My first clue I’d be bitten by a tick appeared the day after I went hiking in October 2015. Unfortunately, I wasn’t equipped to recognize the warning. Instead, I thought my nausea and vomiting stemmed from a stomach bug. Lack of knowledge led to years of battling long-term illnesses.
But I believe that everything works for the good of those who love God and are called according to his purpose. One good thing that has already come out of that ignorance is my newfound passion and ability to help you.
Possible Tick Bite Signs & Symptoms
So, what are the signs and symptoms of a tick bite?
At the bite site, you may notice a sore, welt, hard bump, itchy lesion, or red area up to one or two inches.
If you’re allergic, you could develop a rash, blisters, or even a burning sensation. A more serious allergic reaction to the tick bite could cause difficulty breathing.

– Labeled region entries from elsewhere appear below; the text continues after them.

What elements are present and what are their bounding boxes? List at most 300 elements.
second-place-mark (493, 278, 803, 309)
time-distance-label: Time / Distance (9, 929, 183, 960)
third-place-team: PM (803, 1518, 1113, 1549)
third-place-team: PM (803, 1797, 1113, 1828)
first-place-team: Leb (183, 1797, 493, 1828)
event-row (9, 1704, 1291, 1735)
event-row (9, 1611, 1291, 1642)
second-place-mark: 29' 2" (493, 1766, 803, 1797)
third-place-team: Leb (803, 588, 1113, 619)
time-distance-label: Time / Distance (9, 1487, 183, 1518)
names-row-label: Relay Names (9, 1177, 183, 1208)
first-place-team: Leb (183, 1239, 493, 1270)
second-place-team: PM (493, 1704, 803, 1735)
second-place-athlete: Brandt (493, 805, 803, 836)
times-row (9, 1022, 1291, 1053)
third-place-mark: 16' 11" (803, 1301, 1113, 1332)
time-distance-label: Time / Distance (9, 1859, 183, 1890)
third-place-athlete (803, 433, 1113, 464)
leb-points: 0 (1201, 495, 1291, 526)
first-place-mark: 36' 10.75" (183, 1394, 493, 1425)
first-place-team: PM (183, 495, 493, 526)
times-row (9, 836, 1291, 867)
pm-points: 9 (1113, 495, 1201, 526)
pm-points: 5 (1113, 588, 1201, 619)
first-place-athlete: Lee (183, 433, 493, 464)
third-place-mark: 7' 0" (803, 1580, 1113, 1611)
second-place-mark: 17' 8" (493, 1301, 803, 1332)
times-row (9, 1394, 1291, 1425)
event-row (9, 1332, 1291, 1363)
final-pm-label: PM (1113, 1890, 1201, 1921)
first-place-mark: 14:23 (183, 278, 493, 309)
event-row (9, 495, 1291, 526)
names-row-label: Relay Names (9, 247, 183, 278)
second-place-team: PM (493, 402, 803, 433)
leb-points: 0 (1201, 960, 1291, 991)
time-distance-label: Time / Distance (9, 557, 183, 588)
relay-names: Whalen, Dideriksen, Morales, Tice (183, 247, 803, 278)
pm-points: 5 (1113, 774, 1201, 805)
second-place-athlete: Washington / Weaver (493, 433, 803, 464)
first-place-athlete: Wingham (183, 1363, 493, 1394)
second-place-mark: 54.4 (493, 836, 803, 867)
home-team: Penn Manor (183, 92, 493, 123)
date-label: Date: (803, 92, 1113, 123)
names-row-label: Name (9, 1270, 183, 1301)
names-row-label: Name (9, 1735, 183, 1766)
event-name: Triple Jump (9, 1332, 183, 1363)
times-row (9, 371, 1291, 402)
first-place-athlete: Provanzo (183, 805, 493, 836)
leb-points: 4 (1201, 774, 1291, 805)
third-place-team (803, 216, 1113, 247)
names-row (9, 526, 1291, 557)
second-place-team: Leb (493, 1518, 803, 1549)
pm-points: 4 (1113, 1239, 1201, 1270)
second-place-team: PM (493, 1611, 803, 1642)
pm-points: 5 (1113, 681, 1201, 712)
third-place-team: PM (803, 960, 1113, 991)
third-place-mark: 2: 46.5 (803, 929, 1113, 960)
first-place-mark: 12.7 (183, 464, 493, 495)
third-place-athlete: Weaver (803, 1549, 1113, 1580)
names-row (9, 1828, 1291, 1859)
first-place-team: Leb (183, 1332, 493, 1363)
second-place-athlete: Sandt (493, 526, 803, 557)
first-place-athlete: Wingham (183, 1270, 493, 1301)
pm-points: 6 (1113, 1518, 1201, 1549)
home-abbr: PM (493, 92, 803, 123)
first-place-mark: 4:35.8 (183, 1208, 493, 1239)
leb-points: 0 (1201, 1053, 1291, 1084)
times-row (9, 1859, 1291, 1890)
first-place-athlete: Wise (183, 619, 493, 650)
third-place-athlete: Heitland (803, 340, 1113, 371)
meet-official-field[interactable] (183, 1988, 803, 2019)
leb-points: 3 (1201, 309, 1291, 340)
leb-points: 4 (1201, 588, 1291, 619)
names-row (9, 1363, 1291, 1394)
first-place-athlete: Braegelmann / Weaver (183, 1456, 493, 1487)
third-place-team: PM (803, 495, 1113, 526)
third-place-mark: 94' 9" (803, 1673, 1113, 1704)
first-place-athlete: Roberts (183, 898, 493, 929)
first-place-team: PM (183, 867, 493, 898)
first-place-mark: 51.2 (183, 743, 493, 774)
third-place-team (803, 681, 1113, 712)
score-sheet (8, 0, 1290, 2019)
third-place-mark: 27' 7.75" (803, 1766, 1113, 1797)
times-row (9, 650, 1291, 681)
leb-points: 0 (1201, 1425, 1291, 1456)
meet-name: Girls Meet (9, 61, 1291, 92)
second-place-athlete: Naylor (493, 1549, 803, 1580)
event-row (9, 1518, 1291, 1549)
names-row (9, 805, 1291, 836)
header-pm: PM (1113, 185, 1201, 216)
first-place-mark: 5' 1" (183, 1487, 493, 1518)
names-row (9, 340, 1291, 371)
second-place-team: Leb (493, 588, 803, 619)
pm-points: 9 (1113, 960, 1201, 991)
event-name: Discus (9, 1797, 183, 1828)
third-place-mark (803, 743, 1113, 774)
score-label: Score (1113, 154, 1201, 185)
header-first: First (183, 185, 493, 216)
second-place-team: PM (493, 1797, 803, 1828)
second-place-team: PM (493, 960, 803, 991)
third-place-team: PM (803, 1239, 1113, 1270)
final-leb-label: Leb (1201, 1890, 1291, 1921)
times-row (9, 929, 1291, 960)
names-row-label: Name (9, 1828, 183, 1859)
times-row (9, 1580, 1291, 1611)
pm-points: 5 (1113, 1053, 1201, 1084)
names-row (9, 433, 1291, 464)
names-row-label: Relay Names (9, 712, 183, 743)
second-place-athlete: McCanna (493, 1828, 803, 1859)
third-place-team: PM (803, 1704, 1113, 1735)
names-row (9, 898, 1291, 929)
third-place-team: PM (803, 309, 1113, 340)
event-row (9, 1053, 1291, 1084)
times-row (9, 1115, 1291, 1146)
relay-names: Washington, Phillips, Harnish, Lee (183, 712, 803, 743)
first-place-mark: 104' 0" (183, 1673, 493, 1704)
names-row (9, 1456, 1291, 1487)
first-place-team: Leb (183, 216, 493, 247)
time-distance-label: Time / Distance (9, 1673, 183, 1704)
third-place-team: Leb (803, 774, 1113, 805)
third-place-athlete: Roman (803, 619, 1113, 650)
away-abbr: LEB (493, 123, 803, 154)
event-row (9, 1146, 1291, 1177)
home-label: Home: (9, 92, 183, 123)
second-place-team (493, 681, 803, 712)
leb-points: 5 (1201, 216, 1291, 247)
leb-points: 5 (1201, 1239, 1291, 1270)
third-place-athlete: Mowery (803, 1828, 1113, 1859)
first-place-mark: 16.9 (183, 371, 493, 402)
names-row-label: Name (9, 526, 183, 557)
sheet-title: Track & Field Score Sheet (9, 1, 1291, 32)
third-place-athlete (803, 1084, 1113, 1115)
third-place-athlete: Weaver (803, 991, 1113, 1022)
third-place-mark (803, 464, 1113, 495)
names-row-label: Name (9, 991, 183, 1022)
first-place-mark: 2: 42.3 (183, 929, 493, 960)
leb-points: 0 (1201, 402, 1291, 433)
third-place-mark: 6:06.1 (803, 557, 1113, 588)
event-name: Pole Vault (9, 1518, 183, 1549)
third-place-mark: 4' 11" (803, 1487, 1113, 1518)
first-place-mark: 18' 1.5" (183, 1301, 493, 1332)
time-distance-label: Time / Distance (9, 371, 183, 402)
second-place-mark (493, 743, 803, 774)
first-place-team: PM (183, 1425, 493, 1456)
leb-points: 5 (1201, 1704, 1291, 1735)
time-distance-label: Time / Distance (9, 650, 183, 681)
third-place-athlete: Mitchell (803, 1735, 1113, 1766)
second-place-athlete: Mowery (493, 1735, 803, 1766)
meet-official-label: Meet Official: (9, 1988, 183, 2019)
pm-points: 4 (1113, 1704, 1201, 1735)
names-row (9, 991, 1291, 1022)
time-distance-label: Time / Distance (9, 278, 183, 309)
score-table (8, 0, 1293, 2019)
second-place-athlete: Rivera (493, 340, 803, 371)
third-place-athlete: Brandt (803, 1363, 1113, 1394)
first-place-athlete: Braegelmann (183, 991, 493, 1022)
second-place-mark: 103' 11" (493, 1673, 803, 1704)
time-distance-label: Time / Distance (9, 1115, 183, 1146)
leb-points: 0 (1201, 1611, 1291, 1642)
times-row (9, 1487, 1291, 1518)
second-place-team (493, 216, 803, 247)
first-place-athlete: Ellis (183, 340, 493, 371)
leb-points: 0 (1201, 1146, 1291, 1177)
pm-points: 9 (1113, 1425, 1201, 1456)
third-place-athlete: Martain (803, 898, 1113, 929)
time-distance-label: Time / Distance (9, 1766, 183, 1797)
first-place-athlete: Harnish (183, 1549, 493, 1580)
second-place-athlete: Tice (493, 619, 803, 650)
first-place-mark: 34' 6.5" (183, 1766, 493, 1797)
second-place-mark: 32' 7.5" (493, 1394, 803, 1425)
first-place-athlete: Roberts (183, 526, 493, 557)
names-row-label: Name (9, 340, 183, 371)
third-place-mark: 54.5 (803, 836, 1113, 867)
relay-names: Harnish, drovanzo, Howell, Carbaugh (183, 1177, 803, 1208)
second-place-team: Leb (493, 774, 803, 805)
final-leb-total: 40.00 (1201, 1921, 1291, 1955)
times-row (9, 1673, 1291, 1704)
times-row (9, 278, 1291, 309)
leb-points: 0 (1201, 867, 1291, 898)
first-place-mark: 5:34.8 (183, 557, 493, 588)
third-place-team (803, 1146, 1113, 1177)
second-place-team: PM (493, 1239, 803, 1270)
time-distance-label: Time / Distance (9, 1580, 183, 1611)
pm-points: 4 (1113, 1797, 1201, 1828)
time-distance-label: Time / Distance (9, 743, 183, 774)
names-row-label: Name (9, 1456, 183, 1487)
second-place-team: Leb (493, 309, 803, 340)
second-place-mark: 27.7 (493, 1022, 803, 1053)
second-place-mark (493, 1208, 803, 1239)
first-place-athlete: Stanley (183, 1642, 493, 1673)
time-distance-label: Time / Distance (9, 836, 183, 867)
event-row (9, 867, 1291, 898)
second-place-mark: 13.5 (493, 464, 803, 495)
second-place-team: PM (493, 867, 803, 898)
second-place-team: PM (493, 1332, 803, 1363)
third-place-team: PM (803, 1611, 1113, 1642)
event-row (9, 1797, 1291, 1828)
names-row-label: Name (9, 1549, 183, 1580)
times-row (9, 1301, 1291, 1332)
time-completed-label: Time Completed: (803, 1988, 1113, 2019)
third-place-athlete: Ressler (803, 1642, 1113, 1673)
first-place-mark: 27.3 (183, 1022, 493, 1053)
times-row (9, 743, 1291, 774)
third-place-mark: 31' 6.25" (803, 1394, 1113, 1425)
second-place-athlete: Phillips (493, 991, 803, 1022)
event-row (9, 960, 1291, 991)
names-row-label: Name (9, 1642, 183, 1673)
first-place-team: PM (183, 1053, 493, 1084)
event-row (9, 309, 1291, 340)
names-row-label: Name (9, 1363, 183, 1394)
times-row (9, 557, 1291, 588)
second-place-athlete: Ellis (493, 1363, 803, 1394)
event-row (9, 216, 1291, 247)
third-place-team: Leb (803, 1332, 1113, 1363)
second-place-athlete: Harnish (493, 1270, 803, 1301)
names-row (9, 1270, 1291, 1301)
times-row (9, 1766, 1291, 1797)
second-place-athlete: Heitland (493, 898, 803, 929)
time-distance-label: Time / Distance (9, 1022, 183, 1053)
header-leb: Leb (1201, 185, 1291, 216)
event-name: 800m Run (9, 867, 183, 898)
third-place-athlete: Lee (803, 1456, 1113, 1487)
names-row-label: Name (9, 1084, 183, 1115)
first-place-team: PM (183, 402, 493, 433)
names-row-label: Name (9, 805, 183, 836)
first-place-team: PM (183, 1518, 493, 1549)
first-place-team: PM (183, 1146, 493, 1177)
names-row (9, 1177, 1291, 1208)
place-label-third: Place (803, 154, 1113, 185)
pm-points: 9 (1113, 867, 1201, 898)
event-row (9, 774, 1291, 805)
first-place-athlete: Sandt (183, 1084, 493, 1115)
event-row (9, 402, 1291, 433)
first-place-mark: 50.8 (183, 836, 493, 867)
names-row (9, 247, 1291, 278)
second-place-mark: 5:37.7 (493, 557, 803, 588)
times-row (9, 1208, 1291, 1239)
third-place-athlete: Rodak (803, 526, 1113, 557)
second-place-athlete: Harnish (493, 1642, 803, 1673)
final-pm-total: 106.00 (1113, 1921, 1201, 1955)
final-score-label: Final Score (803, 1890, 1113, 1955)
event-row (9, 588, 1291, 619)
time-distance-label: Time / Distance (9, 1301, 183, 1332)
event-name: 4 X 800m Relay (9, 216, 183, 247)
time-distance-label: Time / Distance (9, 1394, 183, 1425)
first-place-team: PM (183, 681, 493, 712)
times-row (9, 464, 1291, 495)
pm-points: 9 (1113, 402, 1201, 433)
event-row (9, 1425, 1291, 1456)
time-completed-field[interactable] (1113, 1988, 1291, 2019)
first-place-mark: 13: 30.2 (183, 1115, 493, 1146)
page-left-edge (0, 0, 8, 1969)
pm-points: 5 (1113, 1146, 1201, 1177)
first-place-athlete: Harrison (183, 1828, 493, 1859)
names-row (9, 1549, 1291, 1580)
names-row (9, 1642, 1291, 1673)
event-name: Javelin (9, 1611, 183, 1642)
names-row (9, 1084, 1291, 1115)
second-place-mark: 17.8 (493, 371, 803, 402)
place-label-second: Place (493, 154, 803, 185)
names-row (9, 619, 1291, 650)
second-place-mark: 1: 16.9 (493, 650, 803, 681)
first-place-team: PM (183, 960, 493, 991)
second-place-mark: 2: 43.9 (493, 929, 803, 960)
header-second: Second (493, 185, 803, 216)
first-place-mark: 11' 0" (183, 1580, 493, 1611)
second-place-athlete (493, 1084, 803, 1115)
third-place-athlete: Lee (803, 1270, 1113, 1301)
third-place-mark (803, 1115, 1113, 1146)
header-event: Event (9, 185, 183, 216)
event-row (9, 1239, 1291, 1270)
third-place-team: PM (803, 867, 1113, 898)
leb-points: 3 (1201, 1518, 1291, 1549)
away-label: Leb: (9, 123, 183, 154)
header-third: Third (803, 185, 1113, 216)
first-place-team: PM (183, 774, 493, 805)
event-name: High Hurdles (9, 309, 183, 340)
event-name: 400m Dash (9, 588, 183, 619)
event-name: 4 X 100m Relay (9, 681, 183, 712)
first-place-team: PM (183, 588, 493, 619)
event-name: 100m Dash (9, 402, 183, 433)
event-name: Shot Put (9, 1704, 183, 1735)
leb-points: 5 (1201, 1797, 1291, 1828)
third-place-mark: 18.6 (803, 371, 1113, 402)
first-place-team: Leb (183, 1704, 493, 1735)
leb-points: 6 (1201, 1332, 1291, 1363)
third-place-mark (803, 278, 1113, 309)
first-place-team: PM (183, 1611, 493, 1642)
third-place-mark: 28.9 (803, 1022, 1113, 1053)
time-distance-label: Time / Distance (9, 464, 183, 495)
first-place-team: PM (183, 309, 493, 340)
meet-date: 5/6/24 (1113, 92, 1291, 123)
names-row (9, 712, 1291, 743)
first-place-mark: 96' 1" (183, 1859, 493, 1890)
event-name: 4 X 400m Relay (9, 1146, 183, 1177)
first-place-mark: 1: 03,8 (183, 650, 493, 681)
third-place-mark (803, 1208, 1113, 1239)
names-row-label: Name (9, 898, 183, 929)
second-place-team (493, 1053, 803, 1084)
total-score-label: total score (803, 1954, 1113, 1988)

But besides allergic reactions and bite site markers, what symptoms might you notice?
According to Harvard Medical School, “some people may develop fever, headache, nausea and a general sick feeling caused by tick secretions. These symptoms usually go away within 24 to 36 hours after the tick is removed.”
Unfortunately, Harvard also says, “In general, the tick bite itself does not cause symptoms.”
So, what if you, your spouse, and your children don’t get symptoms from the tick bite itself? What can you do to catch the tick-borne diseases as early as possible?
Three Important Steps
First, after hiking, yard work, or playing in the woods, check each other for ticks. Be sure to inspect their favorite spots like the groin, scalp, armpits, and behind the ears.
Generally, the earliest symptoms appear between three days and four weeks after the bite. With babesiosis, it can take up to three months.